[lustre-devel] [PATCH v2 33/33] lustre: update version to 2.9.99

Wed Jan 9 10:28:27 PST 2019

> >> This might be because the upstream Lustre doesn't allow setting per-process
> >> JobID via environment variable, only as a single per-node value.  The real
> >> unfortunate part is that the "get JobID from environment" actually works for
> >> every reasonable architecture (even the one which was originally broken
> >> fixed it), but it got yanked anyway.  This is actually one of the features
> >> of Lustre that lots of HPC sites like to use, since it allows them to track
> >> on the servers which users/jobs/processes on the client are doing IO.
> > 
> > To give background for Neil see thread:
> > 
> > https://lore.kernel.org/patchwork/patch/416846
> > 
> > In this case I do agree with Greg. The latest jobid does implement an
> > upcall and upcalls don't play niece with containers. Their is also the
> > namespace issue pointed out. I think the namespace issue might be fixed
> > in the latest OpenSFS code.
> 
> I'm not sure what you mean?  AFAIK, there is no upcall for JobID, except
> maybe in the kernel client where we weren't allowed to parse the process
> environment directly.  I agree an upcall is problematic with namespaces,
> in addition to being less functional (only a JobID per node instead of
> per process), which is why direct access to JOBENV is better IMHO.

I have some evil ideas about this. Need to think about it some more since
this is a more complex problem.

> > The whole approach to stats in lustre is
> > pretty awful. Take jobstats for example. Currently the approach is
> > to poll inside the kernel at specific intervals. Part of the polling is 
> > scanning the running processes environment space.

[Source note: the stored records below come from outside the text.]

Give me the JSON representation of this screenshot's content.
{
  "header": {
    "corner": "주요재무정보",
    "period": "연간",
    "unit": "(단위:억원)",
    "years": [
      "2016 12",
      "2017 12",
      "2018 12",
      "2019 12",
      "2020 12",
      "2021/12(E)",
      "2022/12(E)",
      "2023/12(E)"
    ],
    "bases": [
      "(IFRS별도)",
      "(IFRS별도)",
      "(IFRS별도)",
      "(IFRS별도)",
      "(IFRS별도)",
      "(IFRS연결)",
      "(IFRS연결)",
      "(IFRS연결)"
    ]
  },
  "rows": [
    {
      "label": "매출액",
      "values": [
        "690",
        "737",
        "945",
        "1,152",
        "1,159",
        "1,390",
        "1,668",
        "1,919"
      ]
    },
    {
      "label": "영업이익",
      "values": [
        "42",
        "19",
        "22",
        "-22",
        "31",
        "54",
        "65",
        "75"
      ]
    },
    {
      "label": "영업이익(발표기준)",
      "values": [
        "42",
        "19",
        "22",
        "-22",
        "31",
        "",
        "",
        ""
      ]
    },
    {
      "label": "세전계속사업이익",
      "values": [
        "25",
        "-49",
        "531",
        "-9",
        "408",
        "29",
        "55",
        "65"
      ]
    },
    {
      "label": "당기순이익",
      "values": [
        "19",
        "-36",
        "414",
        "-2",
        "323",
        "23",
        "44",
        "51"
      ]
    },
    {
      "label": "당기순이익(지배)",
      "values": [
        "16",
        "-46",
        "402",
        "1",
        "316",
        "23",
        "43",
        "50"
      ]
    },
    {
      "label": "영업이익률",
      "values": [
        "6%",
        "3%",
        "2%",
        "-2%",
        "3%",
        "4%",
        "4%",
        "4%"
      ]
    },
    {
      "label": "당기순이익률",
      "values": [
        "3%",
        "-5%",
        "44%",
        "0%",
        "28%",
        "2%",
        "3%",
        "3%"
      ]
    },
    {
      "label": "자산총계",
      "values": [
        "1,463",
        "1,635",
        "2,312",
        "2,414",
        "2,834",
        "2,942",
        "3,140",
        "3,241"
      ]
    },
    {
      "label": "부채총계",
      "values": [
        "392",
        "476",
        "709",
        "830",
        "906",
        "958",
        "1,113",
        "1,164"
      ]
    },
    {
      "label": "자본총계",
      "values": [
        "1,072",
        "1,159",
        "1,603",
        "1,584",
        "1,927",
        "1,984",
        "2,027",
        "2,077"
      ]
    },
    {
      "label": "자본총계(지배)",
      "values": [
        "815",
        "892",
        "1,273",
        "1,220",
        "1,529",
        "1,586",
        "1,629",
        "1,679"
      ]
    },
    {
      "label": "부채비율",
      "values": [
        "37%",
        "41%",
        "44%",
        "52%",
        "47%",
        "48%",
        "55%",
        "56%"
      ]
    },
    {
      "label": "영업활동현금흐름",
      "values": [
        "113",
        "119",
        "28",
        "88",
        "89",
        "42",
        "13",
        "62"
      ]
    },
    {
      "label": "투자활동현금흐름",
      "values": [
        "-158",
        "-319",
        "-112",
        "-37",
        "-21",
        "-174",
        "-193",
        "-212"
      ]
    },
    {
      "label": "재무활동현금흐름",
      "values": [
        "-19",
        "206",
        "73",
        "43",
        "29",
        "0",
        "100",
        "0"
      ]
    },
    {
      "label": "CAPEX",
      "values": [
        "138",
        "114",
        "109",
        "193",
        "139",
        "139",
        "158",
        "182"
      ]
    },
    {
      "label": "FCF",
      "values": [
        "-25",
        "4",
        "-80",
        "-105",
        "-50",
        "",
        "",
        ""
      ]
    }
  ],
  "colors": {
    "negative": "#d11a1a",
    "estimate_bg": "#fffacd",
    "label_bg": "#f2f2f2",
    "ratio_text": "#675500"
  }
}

On top of this the 
> > administor ends up creating scripts to poll the proc / debugfs entry. 
> > Other types of lustre stat files take a similar approach. Scripts have
> > to poll debugfs / procfs entries.
> 
> I think that issue is orthogonal to getting the actual JobID.  That is
> the stats collection from the kernel.  We shouldn't be inventing a new
> way to process that.  What does "top" do?  Read a thousand /proc files
> every second because that is flexible for different use cases.  There
> are much fewer Lustre stats files on a given node, and I haven't heard
> that the actual stats reading interface is a performance issue.

Because the policy for the linux kernel is not to add non processes 
related information in procfs anymore. "top" reads process information
from procfs which is okay. This means the stats lustre generates are
required to be placed in debugfs. The problem their is you need to be
root to access this information. I told the administrator about this
and they told me in no way will they run an application as root just
to read stats. We really don't want to require users to mount their
debugfs partitions to allow non root uses to access it. So I looked 
into alteranatives. Actually with netlink you have far more power for 
handling stats then polling some proc file. Also while for most cases the 
stat files are not huge in general but if we do end up having a stat 
seq_file with a huge amount of data then polling that file can really 
spike the load on an node. 

> > I have been thinking what would be a better approach since I like to
> > approach this problem for the 2.13 time frame. Our admins at my work
> > place want to be able to collect application stats without being root.
> > So placing stats in debugfs is not an option, which we currently do
> > the linux client :-( The stats are not a good fit for sysfs. The solution 
> > I have been pondering is using netlink. Since netlink is socket based it 
> > can be treated as a pipe. Now you are thinking well you still need to poll 
> > on the netlink socket but you don't have too. systemd does it for you :-)  
> > We can create systemd service file which uses
> 
> For the love of all that is holy, do not make Lustre stats usage depend
> on Systemd to be usable.

I never write code that locks in one approach ever. Take for example the
lctl conf_param / set_param -P handling with the move to sysfs. Instead
of the old upcall method to lctl now we have a udev rule. That rule is not
law!!! A site could create their own udev rule if they want to say log
changes to the lustre tunables. Keep in mind udev rules need to be simple
since they block until completed much like upcalls do. If you want to
run a heavy application you can create a system.d service to handle the
tunable uevent. If you are really clever you can use dbus to send that
the tuning event to external nodes. Their are many creative options.

The same is true with the stats netlink approach. I was up late last night
pondering a design for the netlink stats. I have to put together a list
of my ideas and run it by my admins. So no systemd is not a hard 
requirment. Just an option for people into that sort of thing. Using
udev and netlink opens up a whole new stack to take advantage of.